YOLOv11 Object Detection: From Zero to Deployment (2026 Guide) | AITrendBlend

YOLOv11 Object Detection Python Ultralytics Custom Training ONNX Export FastAPI Computer Vision

YOLOv11 Object Detection: From Zero to Deployment

AITrendBlend Editorial | May 27, 2026 | 16 min read | Tutorials & How-To

The intern runs your old YOLOv5 script on a new product line. It misses 30% of objects, the team meeting goes sideways, and now it’s your problem. YOLOv11 fixes that — it detects more accurately with fewer parameters than every previous version. This guide takes you from a blank terminal to a live detection API, step by step, with code you can run today.

Why YOLOv11 Is the 2026 Default

YOLO (You Only Look Once) has been the practical standard for real-time object detection since 2015. What started as a single-pass detector that traded some accuracy for dramatic speed has become a mature family of models, each generation narrowing the gap with slower two-stage detectors while keeping inference fast enough for live video.

YOLOv11, released by Ultralytics in late 2024, made a specific trade-off that matters for production: it achieves higher mAP than YOLOv8 while using fewer parameters. The nano variant (yolo11n) hits 39.5 mAP@50-95 on COCO with just 2.6M parameters — YOLOv8n needed 3.2M parameters to reach 37.3. That difference matters when you’re running 40 model copies across a Kubernetes cluster or shipping to a microcontroller.

Beyond detection, YOLOv11 handles five tasks from a single unified API: object detection, instance segmentation, pose estimation, image classification, and oriented bounding boxes (OBB) for satellite or aerial imagery.
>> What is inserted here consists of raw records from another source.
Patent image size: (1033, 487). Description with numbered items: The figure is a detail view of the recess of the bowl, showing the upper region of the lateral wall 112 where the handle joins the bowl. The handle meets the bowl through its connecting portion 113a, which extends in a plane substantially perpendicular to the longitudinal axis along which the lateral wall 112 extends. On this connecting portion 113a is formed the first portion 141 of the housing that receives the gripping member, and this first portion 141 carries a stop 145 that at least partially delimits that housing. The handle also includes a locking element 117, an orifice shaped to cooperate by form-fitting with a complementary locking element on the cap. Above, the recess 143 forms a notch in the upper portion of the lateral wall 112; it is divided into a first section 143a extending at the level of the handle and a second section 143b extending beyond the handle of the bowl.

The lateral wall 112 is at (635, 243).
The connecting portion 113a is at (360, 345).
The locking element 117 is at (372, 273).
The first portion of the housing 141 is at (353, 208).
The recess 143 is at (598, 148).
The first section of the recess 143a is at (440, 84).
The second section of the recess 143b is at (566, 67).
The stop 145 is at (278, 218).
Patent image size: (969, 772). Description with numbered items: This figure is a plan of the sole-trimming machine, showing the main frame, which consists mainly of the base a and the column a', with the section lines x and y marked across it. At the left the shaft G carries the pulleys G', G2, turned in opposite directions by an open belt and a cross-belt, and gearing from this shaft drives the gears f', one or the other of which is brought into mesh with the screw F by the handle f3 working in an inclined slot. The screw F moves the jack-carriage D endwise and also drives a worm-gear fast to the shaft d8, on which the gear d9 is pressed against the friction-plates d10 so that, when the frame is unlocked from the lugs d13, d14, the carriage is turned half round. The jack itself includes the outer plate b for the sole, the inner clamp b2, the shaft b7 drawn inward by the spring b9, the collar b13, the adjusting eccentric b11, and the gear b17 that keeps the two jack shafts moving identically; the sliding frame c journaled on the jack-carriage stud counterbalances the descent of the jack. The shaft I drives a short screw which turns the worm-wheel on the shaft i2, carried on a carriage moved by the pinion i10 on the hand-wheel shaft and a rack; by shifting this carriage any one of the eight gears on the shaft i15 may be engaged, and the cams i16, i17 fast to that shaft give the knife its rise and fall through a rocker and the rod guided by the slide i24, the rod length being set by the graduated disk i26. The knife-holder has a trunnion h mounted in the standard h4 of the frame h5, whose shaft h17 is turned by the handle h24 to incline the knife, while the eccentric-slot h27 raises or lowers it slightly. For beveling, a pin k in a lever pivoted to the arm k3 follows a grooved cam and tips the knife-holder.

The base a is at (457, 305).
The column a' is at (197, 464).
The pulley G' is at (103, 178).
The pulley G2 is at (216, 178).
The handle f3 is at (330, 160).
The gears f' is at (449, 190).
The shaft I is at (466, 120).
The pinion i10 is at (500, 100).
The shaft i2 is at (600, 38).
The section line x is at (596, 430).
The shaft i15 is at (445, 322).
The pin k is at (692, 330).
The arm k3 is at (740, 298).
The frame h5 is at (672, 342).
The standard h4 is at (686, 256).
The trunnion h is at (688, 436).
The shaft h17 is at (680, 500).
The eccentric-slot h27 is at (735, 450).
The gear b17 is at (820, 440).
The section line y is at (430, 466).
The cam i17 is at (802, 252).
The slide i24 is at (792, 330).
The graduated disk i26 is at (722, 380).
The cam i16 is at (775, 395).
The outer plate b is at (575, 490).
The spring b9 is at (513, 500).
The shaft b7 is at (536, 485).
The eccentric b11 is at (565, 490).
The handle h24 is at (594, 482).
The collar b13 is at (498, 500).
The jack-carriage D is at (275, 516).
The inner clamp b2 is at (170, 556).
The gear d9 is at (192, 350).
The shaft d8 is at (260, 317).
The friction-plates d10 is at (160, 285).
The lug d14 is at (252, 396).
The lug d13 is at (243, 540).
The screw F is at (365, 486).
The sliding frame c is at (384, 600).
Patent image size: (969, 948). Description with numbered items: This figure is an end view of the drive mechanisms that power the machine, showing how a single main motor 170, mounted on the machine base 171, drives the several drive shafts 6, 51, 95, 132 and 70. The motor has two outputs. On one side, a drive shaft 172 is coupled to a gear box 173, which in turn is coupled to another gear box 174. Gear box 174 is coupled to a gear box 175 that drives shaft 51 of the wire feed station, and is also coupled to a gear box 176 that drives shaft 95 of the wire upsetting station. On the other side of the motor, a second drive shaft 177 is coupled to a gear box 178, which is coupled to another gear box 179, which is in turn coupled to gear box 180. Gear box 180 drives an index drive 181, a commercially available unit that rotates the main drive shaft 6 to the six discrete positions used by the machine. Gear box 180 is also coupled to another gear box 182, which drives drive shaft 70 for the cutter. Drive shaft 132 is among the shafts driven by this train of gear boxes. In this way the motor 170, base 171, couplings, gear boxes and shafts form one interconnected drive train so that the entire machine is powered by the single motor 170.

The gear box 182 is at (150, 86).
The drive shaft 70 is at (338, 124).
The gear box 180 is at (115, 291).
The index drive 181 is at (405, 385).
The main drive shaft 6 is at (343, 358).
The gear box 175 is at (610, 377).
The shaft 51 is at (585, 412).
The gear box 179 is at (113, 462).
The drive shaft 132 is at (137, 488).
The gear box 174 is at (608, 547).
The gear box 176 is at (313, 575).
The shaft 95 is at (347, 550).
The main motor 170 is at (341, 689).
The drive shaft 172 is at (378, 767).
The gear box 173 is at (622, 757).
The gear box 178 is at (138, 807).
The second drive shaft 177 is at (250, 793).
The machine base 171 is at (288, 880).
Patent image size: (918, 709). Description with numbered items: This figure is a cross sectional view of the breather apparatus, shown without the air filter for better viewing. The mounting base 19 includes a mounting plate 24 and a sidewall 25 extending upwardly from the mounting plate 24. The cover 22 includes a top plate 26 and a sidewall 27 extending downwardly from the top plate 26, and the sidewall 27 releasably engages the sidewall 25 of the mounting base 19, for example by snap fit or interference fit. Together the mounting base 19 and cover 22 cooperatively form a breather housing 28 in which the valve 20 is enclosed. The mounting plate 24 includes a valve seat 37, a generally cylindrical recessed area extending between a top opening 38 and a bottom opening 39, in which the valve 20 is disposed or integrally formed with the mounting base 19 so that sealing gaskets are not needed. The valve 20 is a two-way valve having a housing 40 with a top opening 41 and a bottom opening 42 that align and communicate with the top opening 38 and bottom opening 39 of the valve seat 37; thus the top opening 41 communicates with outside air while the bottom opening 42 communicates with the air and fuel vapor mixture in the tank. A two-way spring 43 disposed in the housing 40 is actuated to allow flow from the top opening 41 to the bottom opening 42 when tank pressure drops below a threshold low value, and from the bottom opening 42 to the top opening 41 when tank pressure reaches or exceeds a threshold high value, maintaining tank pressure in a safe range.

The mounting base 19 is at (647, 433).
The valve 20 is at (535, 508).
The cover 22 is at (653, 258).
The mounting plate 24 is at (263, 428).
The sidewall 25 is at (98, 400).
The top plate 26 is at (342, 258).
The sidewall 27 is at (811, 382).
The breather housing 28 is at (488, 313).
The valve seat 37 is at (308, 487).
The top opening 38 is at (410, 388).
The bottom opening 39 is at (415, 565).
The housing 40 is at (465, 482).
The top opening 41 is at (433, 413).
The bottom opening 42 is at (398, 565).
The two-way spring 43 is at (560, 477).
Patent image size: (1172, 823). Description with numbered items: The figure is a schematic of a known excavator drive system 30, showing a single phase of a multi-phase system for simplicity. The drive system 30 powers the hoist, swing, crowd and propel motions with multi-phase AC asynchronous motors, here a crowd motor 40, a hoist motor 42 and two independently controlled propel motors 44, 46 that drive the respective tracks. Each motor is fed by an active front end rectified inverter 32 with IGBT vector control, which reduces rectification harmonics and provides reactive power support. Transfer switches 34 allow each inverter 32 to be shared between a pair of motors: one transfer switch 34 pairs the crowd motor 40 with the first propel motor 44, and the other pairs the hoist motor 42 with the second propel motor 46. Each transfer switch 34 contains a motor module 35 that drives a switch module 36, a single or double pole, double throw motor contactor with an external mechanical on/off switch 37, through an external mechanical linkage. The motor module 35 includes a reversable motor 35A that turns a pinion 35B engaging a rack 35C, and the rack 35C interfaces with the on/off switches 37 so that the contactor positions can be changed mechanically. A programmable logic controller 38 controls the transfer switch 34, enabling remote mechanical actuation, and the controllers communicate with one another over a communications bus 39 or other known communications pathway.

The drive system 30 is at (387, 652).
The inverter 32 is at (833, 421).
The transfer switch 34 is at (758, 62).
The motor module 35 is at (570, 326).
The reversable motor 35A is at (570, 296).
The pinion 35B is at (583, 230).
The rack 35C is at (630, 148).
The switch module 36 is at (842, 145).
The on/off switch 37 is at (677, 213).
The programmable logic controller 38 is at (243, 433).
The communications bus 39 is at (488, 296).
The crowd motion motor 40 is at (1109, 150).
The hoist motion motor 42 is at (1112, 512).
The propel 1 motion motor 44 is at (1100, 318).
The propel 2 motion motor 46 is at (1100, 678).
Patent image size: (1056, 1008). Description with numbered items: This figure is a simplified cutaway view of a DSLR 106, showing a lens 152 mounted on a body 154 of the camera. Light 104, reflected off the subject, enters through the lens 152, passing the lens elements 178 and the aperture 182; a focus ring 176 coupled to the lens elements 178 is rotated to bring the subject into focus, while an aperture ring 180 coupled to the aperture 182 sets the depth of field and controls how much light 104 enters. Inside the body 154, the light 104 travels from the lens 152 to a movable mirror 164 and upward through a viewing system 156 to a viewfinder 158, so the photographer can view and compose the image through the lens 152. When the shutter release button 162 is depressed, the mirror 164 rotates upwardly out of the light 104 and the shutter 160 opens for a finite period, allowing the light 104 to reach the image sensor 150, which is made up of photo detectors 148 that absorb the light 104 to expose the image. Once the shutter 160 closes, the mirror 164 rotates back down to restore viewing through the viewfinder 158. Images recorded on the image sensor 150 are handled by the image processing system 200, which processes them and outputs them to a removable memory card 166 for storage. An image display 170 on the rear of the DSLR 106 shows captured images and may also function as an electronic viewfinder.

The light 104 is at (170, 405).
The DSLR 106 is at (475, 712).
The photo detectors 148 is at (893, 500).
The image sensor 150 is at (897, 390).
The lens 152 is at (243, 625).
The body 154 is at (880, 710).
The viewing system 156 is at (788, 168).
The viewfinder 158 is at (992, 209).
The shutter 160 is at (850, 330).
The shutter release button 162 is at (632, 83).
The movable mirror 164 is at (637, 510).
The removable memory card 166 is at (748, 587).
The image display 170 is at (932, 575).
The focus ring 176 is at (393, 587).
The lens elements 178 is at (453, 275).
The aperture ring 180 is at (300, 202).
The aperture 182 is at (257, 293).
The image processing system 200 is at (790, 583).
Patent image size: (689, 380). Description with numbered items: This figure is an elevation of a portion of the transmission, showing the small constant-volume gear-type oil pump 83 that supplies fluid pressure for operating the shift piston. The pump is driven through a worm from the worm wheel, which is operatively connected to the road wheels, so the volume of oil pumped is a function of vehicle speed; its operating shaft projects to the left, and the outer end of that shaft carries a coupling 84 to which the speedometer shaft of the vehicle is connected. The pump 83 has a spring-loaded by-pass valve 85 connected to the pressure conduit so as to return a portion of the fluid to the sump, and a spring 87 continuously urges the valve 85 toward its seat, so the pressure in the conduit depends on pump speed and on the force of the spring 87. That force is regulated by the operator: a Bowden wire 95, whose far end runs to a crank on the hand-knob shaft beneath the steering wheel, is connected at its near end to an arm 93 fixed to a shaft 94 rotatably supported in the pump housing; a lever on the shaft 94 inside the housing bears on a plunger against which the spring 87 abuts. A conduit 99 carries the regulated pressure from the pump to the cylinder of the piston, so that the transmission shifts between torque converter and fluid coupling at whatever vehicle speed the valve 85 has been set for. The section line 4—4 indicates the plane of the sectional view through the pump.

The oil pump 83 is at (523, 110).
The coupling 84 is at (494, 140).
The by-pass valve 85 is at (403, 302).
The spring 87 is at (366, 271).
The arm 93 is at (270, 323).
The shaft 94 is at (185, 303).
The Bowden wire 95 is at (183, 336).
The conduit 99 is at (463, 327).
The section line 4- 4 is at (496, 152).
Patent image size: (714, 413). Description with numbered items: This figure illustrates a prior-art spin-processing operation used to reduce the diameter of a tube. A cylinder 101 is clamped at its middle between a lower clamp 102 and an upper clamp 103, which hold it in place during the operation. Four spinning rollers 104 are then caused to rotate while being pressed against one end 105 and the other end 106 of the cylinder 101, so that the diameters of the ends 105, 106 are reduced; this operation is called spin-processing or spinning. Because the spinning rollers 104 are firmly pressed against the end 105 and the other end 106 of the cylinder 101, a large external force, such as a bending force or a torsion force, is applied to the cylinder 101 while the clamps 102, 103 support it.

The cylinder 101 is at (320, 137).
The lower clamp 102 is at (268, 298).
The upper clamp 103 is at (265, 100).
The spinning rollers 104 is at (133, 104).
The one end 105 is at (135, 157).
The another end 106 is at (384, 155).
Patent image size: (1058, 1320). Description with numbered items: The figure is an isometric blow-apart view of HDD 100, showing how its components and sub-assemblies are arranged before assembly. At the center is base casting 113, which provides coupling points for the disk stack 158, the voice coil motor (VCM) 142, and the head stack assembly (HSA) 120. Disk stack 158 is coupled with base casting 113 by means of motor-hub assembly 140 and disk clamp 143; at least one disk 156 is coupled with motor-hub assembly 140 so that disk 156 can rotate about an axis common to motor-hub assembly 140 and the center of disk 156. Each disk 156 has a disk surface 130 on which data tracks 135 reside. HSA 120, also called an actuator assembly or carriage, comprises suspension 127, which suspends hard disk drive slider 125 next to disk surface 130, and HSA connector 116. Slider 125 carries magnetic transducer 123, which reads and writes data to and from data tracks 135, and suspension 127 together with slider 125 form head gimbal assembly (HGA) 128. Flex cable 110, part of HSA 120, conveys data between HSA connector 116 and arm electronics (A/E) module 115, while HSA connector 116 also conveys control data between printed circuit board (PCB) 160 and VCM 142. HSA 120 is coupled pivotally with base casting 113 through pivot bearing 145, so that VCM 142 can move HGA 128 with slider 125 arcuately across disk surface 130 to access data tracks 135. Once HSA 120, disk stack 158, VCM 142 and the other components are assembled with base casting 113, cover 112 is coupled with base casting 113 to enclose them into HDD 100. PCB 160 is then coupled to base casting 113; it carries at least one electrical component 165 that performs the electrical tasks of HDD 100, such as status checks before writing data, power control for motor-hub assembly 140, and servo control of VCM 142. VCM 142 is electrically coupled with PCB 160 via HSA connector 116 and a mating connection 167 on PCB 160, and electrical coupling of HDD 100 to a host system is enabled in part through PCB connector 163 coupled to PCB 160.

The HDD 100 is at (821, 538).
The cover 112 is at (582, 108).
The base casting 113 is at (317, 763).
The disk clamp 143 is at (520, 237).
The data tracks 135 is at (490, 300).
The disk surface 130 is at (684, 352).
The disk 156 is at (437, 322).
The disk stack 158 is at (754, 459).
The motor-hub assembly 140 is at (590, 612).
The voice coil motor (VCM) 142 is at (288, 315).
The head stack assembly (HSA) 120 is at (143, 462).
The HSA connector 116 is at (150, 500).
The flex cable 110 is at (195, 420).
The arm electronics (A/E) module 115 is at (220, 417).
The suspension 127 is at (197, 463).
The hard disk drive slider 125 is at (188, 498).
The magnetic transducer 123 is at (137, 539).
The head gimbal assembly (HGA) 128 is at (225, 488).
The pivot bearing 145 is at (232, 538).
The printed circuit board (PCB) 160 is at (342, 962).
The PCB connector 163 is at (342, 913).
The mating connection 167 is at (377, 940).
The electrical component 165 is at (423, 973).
You pick the task; the architecture adapts.

Choosing Your Model Size

Every YOLOv11 variant is a tradeoff between speed and accuracy. Pick based on where you deploy, not on which number looks best in a benchmark table.

yolo11n

mAP 39.5

Params 2.6M

FPS ~190

Edge / MCU

yolo11s

mAP 47.0

Params 9.4M

FPS ~140

Jetson / CPU

yolo11m

mAP 51.5

Params 20.1M

FPS ~90

Recommended

yolo11l

mAP 53.4

Params 25.3M

FPS ~65

Server GPU

yolo11x

mAP 54.7

Params 56.9M

FPS ~35

Max Accuracy

The medium model is the right starting point for most production projects. It clears 50 mAP — enough for most industrial and commercial tasks — while running comfortably on a single T4 GPU at 90+ frames per second. If your use case involves tiny objects (cell counting, PCB defects, satellite imagery), go one size larger. If you’re targeting a Raspberry Pi or an MCU, start with nano.

Practical Rule

Start with yolo11m.pt and benchmark against your actual deployment hardware before choosing a different size. Most teams go too small chasing speed and then wonder why accuracy is poor, or go too large and hit latency walls in production. Profile first, optimize second.

Installation and Environment Setup

Ultralytics packages everything you need in a single pip install. You don’t need to clone a repository or manage configuration files manually.

        bash
        terminal
      
# Python 3.10+ required. CUDA 12+ recommended for GPU training.
pip install ultralytics

# Verify installation — prints version and GPU status
python -c “from ultralytics import YOLO; print(YOLO(‘yolo11n.pt’).info())”

# Optional: for FastAPI deployment endpoint later in this guide
pip install fastapi uvicorn python-multipart

The first time you load a model, Ultralytics downloads the weights automatically from its GitHub releases. If you’re in an air-gapped environment, download yolo11m.pt manually and pass the local file path instead of the size string.

Terminal output showing Ultralytics YOLOv11 model summary: 339 layers, 20.1M parameters, 68.5 GFLOPs, and GPU memory usage during inference — Fig. 1 — `yolo11m.pt` model summary output showing 339 layers, 20.1M parameters, and 68.5 GFLOPs. The model loads in under two seconds on a modern GPU.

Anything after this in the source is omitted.